The Interior had held no days of flux, but Nellie remembered the constant feeling of secrets, as if another layer of meaning lay hidden behind everything she saw. As if, she thought, shivering in the shack’s early morning coolness, those secrets had somehow crept inside her and were growing there, like an innermost eighth skin.
Creepy, creepy. Ooly-goolies
. Muttering further incantations to the Goddess, she pulled off the man’s dress shirt she used for sleeping and dipped a grimy tea towel into the bucket of rainwater she stored in a corner. Then she gave herself a perfunctory sponge bath. A thorough morning wash had been something her mother had always insisted upon. While Nellie’s efforts could hardly be called thorough, she continued to obediently trickle handfuls of water over various parts of her body and rub herself dry every morning. Sometimes she used soap, but usually reserved it for her infrequent dips in a nearby brook. This morning she splashed water liberally here and there, then stopped to press her hands firmly against the small curve of her breasts. Eyes narrowed to slits, she considered. Had they grown since yesterday? She pressed harder, ignoring the pain. Maybe, maybe not, but one thing was certain—she was going to have to come up with a new solution for keeping them flat. Sleeping on her stomach wasn’t working, and neither was the thought-management program she’d invented after reading a newspaper article. The article had been about stress, and the small jiggling blobs on Nellie’s chest were certainly stressful, but the managing thoughts she’d directed at them hadn’t had any noticeable effect to date.
Nor had the bra she’d filched from a department store. The damn thing had stuck out of her chest like the front ends of two canoes. Well, one canoe—the bra had been so large, one of the cups had dangled ineffectually at her waist. Nellie hadn’t known anything about sizes, she’d just grabbed the closest package off the shelf. How was she supposed to know if she was a 48D or a 32A?
Muttering under her breath, she released her breasts and began to explore the hair at her crotch with curious fingers. When it had first appeared she’d tried to pull it out, thinking flux was finally taking over her body and she was about to be permanently transformed into a bear or a large hairy dog. Then she’d come across a discarded magazine full of naked women, and discovered every one of them sported a bearskin between her legs. The magazine gave no reason for the bearskin, nor did it explain why Nellie also had fur in her armpits and the magazine women didn’t, but she’d relaxed a little, realizing she wasn’t about to grow claws and fangs and start foraging for bugs in rotten logs.
She’d found other magazines since, in garbage pails and back alleys, and kept them as a reference for the changes her body was experiencing. Though she’d never seen her mother naked, Nellie could remember the electric razor she’d used to shave her legs. There were no electrical outlets in the shack, and the fine blond hairs on her own legs continued to grow. The mother she remembered had belonged to a small girl with smooth hairless skin. Day by day Nellie felt herself losing her mother more completely, through each small change in her growing body.
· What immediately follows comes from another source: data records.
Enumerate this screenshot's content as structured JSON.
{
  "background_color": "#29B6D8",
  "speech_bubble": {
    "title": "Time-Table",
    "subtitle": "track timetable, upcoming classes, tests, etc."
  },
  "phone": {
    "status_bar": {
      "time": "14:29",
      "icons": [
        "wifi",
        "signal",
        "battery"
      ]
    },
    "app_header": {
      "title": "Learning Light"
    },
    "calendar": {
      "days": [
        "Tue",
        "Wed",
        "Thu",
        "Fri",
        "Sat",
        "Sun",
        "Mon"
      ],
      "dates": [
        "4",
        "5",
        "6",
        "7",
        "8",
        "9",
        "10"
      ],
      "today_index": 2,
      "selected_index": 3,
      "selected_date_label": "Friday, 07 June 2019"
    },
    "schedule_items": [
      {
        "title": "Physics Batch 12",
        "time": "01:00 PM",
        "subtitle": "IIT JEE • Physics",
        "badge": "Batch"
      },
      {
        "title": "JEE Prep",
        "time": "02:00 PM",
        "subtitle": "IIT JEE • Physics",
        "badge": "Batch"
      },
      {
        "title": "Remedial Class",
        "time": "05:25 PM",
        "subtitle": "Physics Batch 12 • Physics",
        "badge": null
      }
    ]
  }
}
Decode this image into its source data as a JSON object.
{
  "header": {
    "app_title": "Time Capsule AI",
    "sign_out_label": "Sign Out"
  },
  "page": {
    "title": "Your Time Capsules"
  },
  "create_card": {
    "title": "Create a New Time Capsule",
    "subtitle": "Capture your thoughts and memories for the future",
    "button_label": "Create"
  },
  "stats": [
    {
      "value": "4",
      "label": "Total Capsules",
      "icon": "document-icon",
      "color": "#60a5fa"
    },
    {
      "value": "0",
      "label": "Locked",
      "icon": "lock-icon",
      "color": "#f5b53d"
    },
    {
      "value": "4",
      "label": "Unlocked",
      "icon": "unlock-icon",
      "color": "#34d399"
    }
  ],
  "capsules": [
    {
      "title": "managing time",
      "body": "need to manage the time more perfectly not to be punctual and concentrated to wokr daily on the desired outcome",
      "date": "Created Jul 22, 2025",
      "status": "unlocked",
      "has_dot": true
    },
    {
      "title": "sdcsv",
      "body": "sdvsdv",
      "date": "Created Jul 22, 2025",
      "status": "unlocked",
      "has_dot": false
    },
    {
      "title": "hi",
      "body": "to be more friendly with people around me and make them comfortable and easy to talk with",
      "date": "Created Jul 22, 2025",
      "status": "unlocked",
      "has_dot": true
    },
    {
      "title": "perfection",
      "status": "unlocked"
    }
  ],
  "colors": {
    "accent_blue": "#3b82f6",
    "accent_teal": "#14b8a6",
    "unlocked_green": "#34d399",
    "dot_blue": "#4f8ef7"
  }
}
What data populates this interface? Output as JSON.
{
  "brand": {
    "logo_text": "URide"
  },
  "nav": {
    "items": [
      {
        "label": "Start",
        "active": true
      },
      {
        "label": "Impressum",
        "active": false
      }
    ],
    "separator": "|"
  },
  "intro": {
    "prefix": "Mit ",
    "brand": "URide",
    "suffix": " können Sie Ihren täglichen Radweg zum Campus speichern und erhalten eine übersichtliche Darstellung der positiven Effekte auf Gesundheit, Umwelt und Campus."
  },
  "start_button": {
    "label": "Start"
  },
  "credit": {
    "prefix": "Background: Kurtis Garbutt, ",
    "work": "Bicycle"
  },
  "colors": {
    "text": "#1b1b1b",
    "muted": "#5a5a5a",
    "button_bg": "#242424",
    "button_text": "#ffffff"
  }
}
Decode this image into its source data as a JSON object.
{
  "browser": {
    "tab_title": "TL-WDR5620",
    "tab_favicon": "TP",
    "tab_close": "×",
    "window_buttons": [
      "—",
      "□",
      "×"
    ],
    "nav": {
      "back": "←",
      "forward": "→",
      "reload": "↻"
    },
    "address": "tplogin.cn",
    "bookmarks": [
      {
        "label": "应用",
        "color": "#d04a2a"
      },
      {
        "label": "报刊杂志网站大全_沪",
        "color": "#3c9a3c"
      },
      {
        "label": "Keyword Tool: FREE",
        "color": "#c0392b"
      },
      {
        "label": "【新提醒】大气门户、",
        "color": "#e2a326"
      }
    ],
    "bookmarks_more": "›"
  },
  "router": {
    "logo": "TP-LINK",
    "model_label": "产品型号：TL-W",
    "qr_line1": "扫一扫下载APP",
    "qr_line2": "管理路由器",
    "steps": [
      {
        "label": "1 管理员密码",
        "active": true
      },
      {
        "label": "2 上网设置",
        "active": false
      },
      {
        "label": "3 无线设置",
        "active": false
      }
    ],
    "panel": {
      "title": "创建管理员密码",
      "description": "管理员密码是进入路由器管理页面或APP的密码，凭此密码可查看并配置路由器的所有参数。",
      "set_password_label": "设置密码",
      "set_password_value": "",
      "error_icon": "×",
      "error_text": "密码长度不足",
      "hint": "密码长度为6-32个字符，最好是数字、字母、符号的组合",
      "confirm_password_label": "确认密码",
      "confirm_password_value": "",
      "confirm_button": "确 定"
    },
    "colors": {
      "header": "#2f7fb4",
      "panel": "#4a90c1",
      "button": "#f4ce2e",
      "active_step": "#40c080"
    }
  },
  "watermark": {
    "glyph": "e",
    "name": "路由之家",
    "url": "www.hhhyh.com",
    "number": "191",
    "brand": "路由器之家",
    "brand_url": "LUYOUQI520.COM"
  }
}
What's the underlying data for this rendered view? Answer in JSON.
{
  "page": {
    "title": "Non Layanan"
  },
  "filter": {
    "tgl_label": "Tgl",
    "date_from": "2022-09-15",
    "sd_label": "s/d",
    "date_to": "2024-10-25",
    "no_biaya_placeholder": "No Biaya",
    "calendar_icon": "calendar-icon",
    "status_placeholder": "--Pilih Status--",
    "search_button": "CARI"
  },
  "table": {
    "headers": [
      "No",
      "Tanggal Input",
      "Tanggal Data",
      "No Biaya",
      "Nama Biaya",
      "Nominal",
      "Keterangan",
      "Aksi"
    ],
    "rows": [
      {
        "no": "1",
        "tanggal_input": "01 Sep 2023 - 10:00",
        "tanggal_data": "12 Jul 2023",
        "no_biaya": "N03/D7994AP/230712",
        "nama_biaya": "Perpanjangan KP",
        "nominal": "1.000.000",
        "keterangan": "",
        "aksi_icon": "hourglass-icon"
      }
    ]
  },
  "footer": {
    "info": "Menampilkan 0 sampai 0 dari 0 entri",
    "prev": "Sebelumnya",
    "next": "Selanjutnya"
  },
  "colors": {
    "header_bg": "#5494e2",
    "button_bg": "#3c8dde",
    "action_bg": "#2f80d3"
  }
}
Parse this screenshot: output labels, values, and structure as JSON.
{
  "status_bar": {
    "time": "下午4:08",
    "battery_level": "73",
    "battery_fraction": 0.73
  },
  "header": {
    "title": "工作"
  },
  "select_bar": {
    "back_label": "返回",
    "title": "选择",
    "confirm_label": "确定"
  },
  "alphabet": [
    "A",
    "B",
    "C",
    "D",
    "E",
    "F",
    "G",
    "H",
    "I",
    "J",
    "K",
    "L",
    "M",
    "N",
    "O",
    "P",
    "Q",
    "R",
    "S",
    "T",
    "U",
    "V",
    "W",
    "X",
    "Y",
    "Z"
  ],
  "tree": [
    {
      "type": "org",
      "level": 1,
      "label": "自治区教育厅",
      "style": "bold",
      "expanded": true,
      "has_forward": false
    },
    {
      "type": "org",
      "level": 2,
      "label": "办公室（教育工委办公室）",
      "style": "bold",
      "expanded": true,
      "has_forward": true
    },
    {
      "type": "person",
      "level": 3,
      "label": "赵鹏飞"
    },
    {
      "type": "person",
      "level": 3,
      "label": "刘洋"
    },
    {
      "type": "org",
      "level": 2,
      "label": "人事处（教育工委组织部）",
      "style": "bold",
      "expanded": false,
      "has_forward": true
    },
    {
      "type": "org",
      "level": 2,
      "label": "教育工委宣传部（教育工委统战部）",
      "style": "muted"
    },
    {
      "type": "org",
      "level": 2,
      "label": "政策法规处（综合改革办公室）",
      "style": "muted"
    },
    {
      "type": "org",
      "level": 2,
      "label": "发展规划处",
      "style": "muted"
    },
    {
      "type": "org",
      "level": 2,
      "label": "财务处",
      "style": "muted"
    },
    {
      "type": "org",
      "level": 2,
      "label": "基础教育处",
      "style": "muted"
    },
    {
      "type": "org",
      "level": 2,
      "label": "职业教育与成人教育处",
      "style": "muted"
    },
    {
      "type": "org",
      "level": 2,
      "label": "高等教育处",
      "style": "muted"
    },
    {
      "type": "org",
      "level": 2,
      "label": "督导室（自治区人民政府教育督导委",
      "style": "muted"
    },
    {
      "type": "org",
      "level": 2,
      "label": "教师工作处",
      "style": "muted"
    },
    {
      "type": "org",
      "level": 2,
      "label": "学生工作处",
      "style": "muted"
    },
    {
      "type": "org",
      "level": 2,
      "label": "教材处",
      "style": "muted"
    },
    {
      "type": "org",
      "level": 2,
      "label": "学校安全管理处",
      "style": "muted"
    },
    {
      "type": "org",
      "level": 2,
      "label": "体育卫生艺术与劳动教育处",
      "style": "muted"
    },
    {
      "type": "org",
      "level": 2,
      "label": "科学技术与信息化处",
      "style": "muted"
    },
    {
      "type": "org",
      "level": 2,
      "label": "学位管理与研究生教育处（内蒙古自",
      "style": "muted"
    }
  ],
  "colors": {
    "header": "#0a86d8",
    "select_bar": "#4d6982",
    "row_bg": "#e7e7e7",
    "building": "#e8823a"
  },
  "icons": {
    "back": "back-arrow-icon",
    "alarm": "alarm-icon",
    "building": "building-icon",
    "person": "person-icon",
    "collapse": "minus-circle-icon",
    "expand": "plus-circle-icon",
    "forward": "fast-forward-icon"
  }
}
The one thing she continued to share with the mother she remembered was a small scar on the inside of her left wrist. Tearing open a package of oolaga candy, Nellie munched steadily as she studied the shiny pink mark on her skin. In the Interior her mother had never commented on their identity tattoos except to say “Stick out your wrist for the scanner, honey,” but the first thing she’d attended to upon their arrival in the Outbacks had been the removal of the Cat constellation tattoos. Both Nellie and her
mother had been born under the sign of the Cat, and their tattoos had depicted a small crouched cat outlined in tiny blue stars. Nellie had been fond of hers, nicknaming it Starpurr, but no indigenous Outbacker sported a tattoo, and they were regarded with suspicion. Nellie’s memory of the operation that had removed her tattoo was vague, consisting of little more than a dimly lit kitchen at the back of a sparsely furnished house. She remembered perching on a creaky chair and sipping a sweet drink as a whispered conversation passed between her mother and an unfamiliar man. Money had rustled, changing hands, and then a sleepy darkness had enveloped her. Several hours later she’d woken to find her bandaged wrist throbbing painfully and her mother, wearing a similar bandage, smiling tearfully from across the room.
“We’re free, Nellie,” she’d whispered. “Now no one can tell who we are, and out here no one cares.”
When she’d removed the bandage several days later, the tattoo had been gone along with the small bump that had always sat beneath the skin on her wrist, slightly distorting the cat’s head. Though Nellie had pestered her mother, she’d never received an explanation for the removal of their tattoos or their escape from the Interior, but she knew they were somehow connected to flux and the dreams that drove Outbackers wild, tussling with their minds like a storm wind among trees. Signs of it lived in their faces, their startling tempers and wary manner, clues that revealed the way other realities kept tugging at the boundaries of this one, taunting and pulling tricks. True Outbackers walked as if the ground beneath their feet was always about to be transformed into the raging Funnerbye Sea, and they trusted nothing—not the things they were told, not the rumors they overheard, and certainly not the confidences they passed on to others. All in all, Nellie figured, she’d choose an Outbacker for a friend over someone from the Interior any day. The people you wanted to steer clear of were the ones who
expected
you to trust them and toss your own brain into the nearest garbage heap.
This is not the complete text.